While the agency’s move surely resulted in fewer bottles of tainted sanitizer reaching the market, it created a new problem. Discarded sanitizer is supposed to be separated from its plastic bottles and treated as hazardous waste. One trade group, the National Association of Chemical Distributors, complained to the FDA that the process would be “inefficient,” “expensive,” and “time-consuming.” The group also asserted that “it is more costly to dispose of the product than to give it away.” The assertion does not acknowledge the numerous safety problems found in pandemic sanitizer. 

Regardless, several school districts last year received donations of pandemic-regulation hand sanitizer worth tens of thousands of dollars. In June 2022, the FDA added a pandemic hand sanitizer from the Arizona-based brand Healing Solutions to its list of sanitizers that consumers should not use because of unspecified manufacturing issues. Copa Health, a behavior treatment center in Mesa, Arizona, donated $68,000 worth of Healing Solutions hand sanitizer to Mesa Public Schools, the largest district in the state, according to donation records obtained by WIRED. In October, after being contacted for comment, the school district sent a letter to its schools telling them to dispose of the bottles. “Mesa Public Schools was not made aware by the FDA or provider that the hand sanitizer was on the FDA’s Do Not Use List,” a district spokesperson wrote via email. Reached for comment, Copa Health’s marketing director, Linda Torkelson, wrote, “Thanks for reaching out but we would not be interested.” (Neither she nor other Copy Health executives responded to follow-up messages.) 
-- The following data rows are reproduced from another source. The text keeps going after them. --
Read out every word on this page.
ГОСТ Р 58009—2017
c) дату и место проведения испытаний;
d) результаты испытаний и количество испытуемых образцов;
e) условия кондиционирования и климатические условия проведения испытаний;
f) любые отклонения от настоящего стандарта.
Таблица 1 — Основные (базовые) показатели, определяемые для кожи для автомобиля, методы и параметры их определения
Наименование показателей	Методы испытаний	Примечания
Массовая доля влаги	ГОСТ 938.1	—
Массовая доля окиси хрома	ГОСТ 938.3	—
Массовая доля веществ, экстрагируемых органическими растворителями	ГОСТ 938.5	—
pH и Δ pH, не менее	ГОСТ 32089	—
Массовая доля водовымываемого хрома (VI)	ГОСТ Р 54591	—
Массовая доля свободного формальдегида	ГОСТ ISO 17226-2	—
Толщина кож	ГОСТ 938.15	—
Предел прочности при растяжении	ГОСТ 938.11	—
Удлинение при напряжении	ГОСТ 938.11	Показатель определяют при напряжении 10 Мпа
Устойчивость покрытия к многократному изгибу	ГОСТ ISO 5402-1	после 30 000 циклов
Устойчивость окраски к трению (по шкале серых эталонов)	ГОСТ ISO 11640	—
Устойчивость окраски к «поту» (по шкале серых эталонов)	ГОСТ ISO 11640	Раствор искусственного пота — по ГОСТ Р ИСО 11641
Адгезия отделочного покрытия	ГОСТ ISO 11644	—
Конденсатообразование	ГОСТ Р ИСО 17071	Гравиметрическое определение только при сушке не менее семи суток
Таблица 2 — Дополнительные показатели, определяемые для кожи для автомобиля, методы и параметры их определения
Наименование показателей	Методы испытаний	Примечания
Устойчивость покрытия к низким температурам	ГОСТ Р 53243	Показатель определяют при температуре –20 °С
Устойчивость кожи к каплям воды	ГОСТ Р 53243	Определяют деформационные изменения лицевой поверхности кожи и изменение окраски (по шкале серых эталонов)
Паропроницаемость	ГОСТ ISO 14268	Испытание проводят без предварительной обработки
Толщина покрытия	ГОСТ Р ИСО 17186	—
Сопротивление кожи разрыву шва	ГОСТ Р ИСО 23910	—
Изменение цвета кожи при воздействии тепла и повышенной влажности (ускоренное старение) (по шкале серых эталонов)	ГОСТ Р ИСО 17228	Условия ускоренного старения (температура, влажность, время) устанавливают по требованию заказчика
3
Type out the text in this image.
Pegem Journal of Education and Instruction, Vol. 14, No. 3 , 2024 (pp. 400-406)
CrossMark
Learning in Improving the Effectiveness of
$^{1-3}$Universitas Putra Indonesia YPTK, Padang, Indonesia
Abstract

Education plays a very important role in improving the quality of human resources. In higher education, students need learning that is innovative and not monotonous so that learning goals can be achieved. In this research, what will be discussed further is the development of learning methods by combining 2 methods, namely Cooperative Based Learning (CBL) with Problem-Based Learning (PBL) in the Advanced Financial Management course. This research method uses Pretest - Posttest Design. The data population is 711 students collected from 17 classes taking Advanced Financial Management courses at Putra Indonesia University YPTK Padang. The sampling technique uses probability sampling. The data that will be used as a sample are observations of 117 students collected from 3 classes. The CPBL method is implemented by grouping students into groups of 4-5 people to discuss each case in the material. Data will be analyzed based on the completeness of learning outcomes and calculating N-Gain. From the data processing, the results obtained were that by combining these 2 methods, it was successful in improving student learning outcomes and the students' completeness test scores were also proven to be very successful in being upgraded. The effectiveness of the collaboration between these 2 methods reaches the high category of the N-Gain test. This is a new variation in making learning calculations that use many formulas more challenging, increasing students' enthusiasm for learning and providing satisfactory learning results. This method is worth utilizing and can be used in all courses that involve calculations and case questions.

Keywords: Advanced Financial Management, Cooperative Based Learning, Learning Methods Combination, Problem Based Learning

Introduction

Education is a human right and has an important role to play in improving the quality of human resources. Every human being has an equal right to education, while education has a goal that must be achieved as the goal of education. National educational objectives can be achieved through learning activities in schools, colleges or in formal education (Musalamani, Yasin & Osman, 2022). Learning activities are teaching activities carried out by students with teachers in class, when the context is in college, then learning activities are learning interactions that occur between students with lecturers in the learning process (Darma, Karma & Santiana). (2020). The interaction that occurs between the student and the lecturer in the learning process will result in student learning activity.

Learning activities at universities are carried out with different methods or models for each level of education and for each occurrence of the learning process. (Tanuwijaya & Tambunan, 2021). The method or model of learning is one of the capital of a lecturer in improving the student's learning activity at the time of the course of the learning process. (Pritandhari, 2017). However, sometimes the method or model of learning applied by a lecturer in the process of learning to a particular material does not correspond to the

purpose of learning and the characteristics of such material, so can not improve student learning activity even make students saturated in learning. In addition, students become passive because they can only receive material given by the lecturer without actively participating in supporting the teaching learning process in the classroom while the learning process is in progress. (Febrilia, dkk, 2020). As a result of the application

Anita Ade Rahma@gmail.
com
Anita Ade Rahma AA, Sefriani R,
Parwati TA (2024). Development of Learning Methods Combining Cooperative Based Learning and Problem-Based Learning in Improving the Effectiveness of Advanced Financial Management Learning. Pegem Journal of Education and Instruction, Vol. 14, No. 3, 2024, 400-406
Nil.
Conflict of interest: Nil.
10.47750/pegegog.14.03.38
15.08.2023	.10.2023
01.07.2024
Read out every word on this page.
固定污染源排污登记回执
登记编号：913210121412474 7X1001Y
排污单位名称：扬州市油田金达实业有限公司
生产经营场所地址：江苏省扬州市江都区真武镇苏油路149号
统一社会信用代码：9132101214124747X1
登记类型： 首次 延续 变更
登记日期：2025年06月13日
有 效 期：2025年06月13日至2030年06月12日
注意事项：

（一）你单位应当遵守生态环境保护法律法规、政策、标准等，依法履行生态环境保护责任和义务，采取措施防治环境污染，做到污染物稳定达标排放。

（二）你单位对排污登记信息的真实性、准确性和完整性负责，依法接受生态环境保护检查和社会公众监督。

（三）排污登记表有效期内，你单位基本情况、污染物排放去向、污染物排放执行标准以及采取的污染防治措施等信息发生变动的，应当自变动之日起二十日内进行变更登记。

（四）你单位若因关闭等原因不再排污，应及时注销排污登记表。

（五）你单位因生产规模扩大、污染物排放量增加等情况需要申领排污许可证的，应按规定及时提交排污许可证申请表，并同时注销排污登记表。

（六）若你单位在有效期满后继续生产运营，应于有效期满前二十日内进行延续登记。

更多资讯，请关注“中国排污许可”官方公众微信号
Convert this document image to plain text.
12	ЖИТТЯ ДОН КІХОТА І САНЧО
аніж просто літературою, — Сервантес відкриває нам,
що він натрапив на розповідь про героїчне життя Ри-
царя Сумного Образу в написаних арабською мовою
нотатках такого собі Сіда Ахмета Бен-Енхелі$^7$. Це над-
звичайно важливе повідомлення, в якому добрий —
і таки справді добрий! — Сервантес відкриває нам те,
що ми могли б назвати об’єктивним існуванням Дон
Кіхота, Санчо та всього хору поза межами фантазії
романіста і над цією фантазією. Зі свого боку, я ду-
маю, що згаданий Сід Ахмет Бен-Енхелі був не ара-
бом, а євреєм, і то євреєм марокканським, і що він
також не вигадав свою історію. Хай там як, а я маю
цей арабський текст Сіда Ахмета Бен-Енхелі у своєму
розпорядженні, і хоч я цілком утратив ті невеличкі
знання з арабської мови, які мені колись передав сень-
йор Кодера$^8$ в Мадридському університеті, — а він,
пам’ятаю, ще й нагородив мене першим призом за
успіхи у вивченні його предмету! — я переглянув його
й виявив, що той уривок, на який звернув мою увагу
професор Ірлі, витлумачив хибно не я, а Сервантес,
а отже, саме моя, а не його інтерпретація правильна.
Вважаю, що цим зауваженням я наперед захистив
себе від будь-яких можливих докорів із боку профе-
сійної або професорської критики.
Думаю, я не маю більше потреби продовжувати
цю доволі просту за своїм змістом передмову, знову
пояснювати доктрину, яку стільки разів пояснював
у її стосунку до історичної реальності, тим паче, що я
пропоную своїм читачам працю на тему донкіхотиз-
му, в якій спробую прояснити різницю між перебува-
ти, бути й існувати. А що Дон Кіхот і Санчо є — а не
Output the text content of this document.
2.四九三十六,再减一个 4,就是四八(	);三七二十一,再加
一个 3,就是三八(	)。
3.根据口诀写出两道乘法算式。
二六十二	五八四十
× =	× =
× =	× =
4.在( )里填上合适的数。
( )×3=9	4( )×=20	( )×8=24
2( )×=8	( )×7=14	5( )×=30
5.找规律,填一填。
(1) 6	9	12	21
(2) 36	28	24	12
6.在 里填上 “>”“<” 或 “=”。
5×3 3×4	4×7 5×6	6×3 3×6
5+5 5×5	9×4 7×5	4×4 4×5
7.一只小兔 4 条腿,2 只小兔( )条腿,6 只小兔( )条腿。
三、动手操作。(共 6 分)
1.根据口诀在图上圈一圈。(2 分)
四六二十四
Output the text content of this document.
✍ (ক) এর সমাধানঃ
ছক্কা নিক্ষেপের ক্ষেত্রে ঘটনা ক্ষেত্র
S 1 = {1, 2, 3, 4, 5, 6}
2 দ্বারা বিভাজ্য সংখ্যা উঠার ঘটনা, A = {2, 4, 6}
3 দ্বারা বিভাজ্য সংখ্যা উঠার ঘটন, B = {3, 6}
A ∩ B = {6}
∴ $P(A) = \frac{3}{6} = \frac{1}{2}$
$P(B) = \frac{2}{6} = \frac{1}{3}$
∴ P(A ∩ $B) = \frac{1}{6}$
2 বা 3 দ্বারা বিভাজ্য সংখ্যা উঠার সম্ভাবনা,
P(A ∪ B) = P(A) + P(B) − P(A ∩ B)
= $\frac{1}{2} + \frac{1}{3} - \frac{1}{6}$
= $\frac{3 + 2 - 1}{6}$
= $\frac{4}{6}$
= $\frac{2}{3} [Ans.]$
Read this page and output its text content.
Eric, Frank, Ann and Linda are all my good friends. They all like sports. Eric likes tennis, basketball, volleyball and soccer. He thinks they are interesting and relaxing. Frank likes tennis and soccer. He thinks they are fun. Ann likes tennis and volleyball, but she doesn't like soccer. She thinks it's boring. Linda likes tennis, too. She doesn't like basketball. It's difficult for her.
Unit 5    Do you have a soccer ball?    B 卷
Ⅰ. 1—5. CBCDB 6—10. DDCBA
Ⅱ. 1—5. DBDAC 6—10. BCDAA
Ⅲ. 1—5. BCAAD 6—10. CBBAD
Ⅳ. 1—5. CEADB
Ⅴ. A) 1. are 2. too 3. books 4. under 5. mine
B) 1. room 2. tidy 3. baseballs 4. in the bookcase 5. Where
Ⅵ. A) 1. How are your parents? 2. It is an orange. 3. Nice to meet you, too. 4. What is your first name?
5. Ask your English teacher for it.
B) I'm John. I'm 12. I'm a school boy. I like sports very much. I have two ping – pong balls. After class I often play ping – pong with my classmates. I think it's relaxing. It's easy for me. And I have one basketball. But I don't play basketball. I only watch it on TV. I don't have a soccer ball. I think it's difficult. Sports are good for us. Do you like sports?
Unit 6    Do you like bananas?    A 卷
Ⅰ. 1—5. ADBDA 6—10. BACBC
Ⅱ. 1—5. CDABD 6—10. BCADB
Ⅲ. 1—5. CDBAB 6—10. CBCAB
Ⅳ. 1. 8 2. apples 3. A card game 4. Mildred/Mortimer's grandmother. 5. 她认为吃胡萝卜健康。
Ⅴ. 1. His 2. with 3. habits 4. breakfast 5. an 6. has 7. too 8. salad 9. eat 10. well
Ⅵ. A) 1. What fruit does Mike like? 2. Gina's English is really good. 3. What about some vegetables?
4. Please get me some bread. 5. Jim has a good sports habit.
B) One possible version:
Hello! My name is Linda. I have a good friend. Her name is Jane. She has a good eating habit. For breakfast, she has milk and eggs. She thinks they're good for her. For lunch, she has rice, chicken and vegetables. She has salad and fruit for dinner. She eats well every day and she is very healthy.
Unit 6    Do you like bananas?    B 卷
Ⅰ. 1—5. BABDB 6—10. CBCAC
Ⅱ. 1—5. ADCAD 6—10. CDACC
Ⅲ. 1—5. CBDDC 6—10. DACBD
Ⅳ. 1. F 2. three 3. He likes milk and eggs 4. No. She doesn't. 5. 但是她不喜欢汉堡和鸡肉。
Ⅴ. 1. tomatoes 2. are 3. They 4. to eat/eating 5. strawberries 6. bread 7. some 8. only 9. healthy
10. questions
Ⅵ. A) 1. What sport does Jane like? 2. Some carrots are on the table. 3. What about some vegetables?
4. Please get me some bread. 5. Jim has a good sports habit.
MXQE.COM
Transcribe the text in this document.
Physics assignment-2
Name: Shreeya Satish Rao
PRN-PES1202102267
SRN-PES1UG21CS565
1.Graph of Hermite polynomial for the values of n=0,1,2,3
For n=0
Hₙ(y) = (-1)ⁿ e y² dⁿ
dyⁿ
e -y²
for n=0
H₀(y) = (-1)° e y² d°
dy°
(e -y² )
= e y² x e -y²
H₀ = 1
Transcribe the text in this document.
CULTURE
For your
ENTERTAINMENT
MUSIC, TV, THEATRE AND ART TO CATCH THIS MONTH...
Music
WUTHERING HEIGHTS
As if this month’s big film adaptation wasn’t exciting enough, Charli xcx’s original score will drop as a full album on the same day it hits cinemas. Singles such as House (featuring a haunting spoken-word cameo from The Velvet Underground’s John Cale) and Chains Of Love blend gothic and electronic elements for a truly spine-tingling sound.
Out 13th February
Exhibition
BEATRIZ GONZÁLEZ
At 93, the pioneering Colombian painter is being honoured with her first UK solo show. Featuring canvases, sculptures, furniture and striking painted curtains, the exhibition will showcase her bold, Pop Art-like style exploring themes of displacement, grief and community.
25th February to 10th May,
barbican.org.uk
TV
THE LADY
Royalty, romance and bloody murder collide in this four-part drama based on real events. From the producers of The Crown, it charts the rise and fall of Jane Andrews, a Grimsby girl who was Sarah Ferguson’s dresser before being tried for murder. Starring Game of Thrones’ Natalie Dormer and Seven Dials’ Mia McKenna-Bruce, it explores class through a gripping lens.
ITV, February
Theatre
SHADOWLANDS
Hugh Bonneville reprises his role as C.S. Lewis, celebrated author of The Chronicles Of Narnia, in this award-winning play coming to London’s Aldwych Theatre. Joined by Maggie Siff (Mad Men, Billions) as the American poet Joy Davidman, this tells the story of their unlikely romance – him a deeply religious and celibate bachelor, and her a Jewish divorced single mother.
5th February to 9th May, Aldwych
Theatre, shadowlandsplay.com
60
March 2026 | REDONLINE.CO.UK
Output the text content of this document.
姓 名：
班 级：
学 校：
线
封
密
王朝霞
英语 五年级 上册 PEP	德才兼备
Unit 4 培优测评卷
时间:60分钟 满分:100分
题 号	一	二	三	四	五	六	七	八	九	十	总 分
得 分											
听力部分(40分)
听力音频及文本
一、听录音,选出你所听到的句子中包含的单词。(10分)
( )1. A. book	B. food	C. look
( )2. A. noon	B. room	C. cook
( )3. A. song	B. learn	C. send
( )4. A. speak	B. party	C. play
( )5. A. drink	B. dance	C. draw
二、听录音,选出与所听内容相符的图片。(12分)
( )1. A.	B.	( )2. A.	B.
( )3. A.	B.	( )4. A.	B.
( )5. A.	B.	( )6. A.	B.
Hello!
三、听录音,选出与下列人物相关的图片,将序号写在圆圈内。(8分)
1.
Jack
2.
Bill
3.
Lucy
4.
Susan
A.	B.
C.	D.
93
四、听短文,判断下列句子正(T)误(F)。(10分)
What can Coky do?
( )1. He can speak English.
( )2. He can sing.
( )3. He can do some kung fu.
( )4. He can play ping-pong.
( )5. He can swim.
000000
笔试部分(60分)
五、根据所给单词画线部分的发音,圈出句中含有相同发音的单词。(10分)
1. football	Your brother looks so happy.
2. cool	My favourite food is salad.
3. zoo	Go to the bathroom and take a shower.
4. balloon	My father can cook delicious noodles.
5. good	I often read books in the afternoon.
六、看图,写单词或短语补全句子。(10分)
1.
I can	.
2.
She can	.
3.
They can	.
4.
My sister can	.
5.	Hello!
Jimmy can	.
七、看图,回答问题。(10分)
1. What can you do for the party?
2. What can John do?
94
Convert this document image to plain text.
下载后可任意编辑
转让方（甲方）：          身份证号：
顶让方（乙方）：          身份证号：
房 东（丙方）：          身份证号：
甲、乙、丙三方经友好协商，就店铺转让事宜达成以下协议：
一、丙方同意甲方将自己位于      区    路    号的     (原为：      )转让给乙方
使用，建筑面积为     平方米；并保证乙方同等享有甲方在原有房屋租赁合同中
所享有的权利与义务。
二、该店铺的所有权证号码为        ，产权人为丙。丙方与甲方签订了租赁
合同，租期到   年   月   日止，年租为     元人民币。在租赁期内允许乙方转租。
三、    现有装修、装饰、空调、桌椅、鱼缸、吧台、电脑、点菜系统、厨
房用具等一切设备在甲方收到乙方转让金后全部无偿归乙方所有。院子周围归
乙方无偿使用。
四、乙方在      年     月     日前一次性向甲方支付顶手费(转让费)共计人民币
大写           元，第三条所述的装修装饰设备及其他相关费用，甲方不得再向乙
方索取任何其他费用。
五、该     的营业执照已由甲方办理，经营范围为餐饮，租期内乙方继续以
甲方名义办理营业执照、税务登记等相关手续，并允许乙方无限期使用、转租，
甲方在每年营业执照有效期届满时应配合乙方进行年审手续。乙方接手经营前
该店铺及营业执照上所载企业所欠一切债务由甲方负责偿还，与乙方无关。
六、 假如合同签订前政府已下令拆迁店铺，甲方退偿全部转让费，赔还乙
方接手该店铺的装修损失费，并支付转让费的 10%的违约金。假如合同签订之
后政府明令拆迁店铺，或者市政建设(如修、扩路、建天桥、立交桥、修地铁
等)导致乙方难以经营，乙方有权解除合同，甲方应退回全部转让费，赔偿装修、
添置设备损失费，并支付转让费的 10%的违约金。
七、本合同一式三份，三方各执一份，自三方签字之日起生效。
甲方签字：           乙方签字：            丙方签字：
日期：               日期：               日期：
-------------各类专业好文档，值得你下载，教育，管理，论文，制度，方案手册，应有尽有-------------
People who work in the waste management industry say that they have been regularly fielding calls from people trying to get rid of hand sanitizer. “It’s been prohibitively expensive for the big jobs that we’ve talked to, so they haven’t followed through with us,” says Tony Orlando, the president of a California company that disposes of hazardous waste.

Several fires involving large amounts of unsellable hand sanitizer have broken out across the country in the past year, from Dallas to downtown Los Angeles. In Elgin, Illinois, boxes of hand sanitizer under recall caught fire outside an abandoned building across the street from a high school. In August 2022, in Wharton, Texas, what the local police department described as a “large quantity of hand sanitizer” caught fire, prompting a temporary shelter-in-place order. Near the border in Brownsville, Texas, a warehouse storing pallets of recalled hand sanitizer ignited that same month, and then again on two more occasions.

Outside Oklahoma City, hand-sanitizer-fueled fires broke out at factories and warehouses in August and October of 2022. The sites are allegedly operated by developer Brannan Bordwine, whose company faces $6.6 million in proposed fines for allegedly dumping and burying hand sanitizer in an open pit and for the fires, one of which a fire marshal announced may have been set intentionally. Bordwine did not respond to requests for comment. On April 3, 2023, fire crews in Moreno Valley, California, put out a fire that erupted among pallets of hand sanitizer that had been sitting outside for three weeks.